On the Hardness of the Drone Delivery Problem
Simon Bartlmae, Andreas Hene, Kelin Luo
TL;DR
This work analyzes the computational complexity of the Drone Delivery Problem (DDT) under restricted movement models. It proves NP-hardness for DDT-Line even when agents have only two speeds and initial positions are fixed, via a Partition-based reduction that ties delivery time to a exact partition sum. It also establishes strong inapproximability for DDT-GridR without initial positions on unit grids with rectangular movement areas, via a 2P1N-3SAT-based reduction, while offering a straightforward $O(n)$-time greedy approximation. The results sharpen the boundary between tractable and intractable collaborative routing problems and show that even simplified geometric settings with limited speed diversity resist efficient approximation, though practical greedy strategies remain viable in the grid setting. These insights inform design principles for multi-agent delivery systems operating under restricted movement licenses and speed classes, emphasizing careful instance-structure considerations when evaluating routing algorithms.
Abstract
Fast shipping and efficient routing are key problems of modern logistics. Building on previous studies that address package delivery from a source node to a destination within a graph using multiple agents (such as vehicles, drones, and ships), we investigate the complexity of this problem in specialized graphs and with restricted agent types, both with and without predefined initial positions.
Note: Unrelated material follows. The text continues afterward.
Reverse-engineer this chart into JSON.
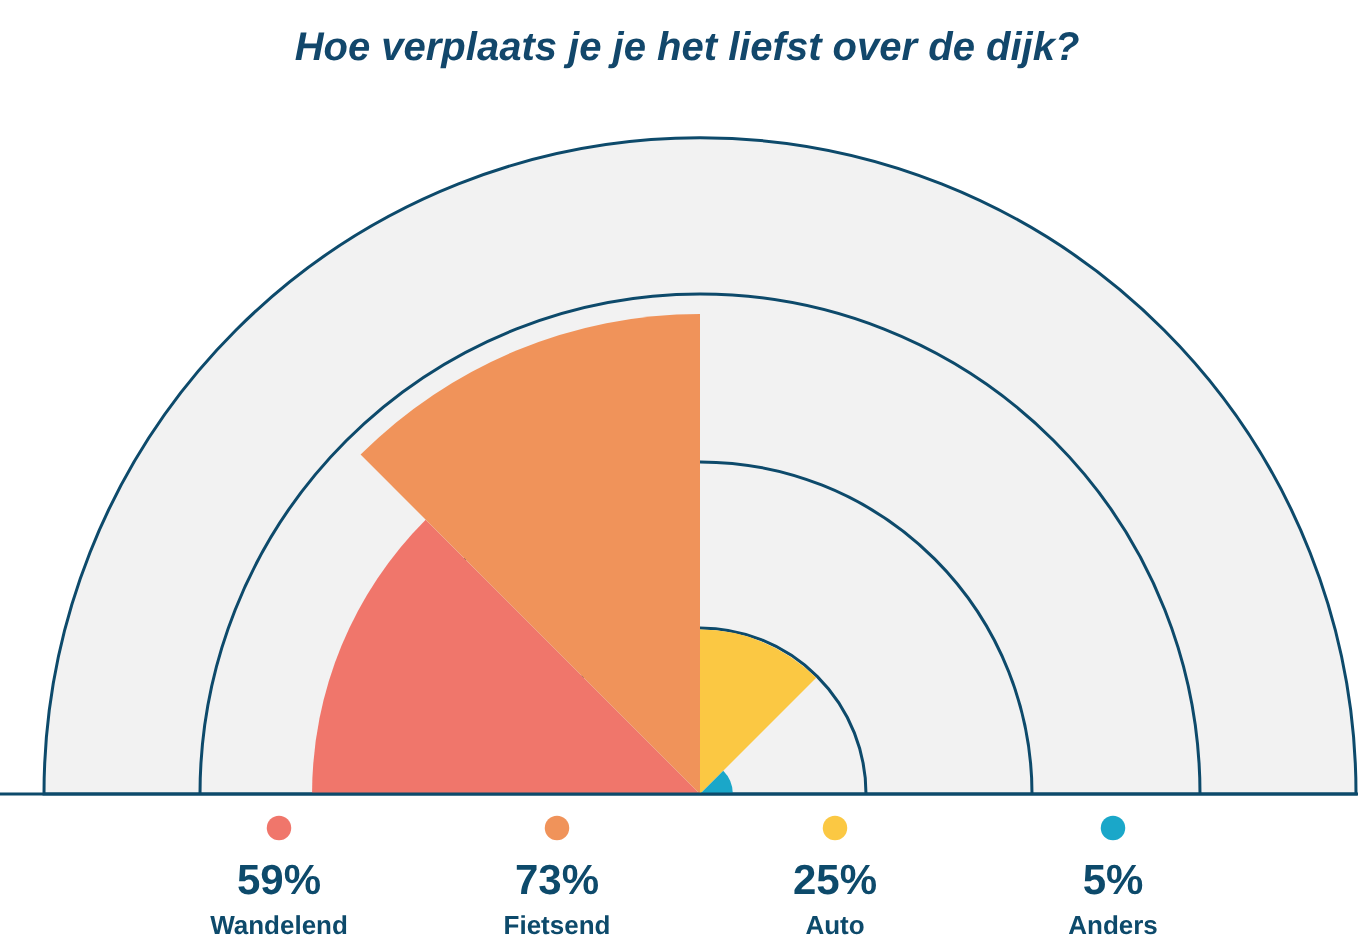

Particularly, in this paper, we aim to minimize the delivery time for delivering a package. To achieve this, we utilize a set of collaborative agents, each capable of traversing a specific subset of the graph and operating at varying speeds. This challenge is encapsulated in the recently introduced Drone Delivery Problem with respect to delivery time (DDT). In this work, we show that the DDT with predefined initial positions on a line is NP-hard, even when considering only agents with two distinct speeds. This refines the results presented by Erlebach, et al.[10], who demonstrated the NP-hardness of DDT on a line with agents of arbitrary speeds. Additionally, we examine DDT in grid graphs without predefined initial positions, where each drone can freely choose its starting position. We show that the problem is NP-hard to approximate within a factor of $O(n^{1-\varepsilon}$), where $n$ is the size of the grid, even when all agents are restricted to two different speeds as well as rectangular movement areas. We conclude by providing an easy $O(n)$ approximation algorithm.